Desde a implantação, no Brasil, da Lei 12.846/13, regulamentada em janeiro de 2014, e conhecida como Lei Anticorrupção, vivenciamos uma série de eventos entre denúncias, investigações e, finalmente, processos judiciais, julgados colegiadamente ou não, mas que culminaram com diversas penalidades impostas pelas cortes, e que ora vêm sendo aplicadas de uma maneira abrangente em nosso País. Vimos, desde então, uma quantidade enorme de punições acontecendo; algo que não imaginaríamos que pudesse vir a acontecer em nossa sociedade, tão deslealmente marcada por impunidades e desvios de conduta.

Assim, estamos descortinando tudo aquilo que já não é mais (embora nunca devesse ter sido!) aceito pela sociedade como forma de relacionamento entre os agentes públicos e privados.

Outro fato concreto é a quantidade de esforços e ações propriamente ditas em torno de um ambiente de negócios mais seguro, profícuo e saudável, através de fóruns, seminários, treinamentos… É neste ponto que entramos com alguns mecanismos corporativos que podem e devem ser implantados em qualquer tipo de organização, seja pública ou privada, micro, pequena, média ou de grande porte. Mecanismos que vão ajudar as organizações a se resguardarem frente aos diversos cenários e situações, apesar da potencial boa-fé, de caracterizações de ilicitudes e condições adversas à legalidade, que eventualmente o curso dos negócios se impõe.

Atualmente muito tem se falado acerca do GRC – Governança, Gerenciamento de Riscos e Compliance.
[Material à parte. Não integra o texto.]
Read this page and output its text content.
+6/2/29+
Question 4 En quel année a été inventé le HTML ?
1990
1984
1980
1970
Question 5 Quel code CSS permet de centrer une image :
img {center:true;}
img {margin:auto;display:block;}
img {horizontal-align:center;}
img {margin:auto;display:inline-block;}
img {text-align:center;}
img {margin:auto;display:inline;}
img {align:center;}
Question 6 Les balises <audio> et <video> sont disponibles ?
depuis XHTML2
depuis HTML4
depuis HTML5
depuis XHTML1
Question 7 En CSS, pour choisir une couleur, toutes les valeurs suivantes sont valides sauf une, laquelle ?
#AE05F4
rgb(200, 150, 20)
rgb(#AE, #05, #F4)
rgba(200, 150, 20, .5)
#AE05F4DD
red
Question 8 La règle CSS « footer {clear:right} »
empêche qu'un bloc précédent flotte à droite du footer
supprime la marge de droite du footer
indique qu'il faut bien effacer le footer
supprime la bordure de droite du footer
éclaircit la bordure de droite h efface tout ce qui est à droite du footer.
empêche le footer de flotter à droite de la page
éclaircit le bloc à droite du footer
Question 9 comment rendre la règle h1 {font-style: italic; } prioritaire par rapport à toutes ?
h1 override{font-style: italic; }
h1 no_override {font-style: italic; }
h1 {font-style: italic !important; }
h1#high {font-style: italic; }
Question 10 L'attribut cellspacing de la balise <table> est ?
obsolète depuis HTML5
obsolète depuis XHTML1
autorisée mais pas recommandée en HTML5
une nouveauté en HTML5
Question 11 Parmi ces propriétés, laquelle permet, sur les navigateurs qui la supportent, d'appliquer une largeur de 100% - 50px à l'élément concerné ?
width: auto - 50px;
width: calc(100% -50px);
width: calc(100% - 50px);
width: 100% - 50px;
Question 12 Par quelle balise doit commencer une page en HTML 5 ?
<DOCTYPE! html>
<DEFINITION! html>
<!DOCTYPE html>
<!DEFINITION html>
Governança é tudo o que envolve a condução das boas práticas de gestão, assegurando adequado e proporcional ambiente de controles internos, segregação de funções e o gerenciamento de potenciais conflitos de interesses, dentre outras medidas. Não obstante, temos um negócio a cuidar e processos a conduzir, e o gerenciamento de riscos objetiva a antecipar cenários adversos onde podemos tomar decisões baseadas em melhores condições de previsibilidade, evitando incertezas. E finalmente o compliance, como mecanismo de segurança de que tudo que é feito está em conformidade com as leis, regulamentos e as normas.

Enquanto sociedade, não podemos abrir mão de continuarmos evoluindo na aplicação consistente e permanente destes mecanismos em nossas organizações. E continuarmos a educar nosso povo, até que se chegue o dia em que nada disso será mais tão necessário. Há que se chegar o dia em que nos comportaremos como uma sociedade plenamente íntegra e socialmente justa. Enquanto isso, mão à obra.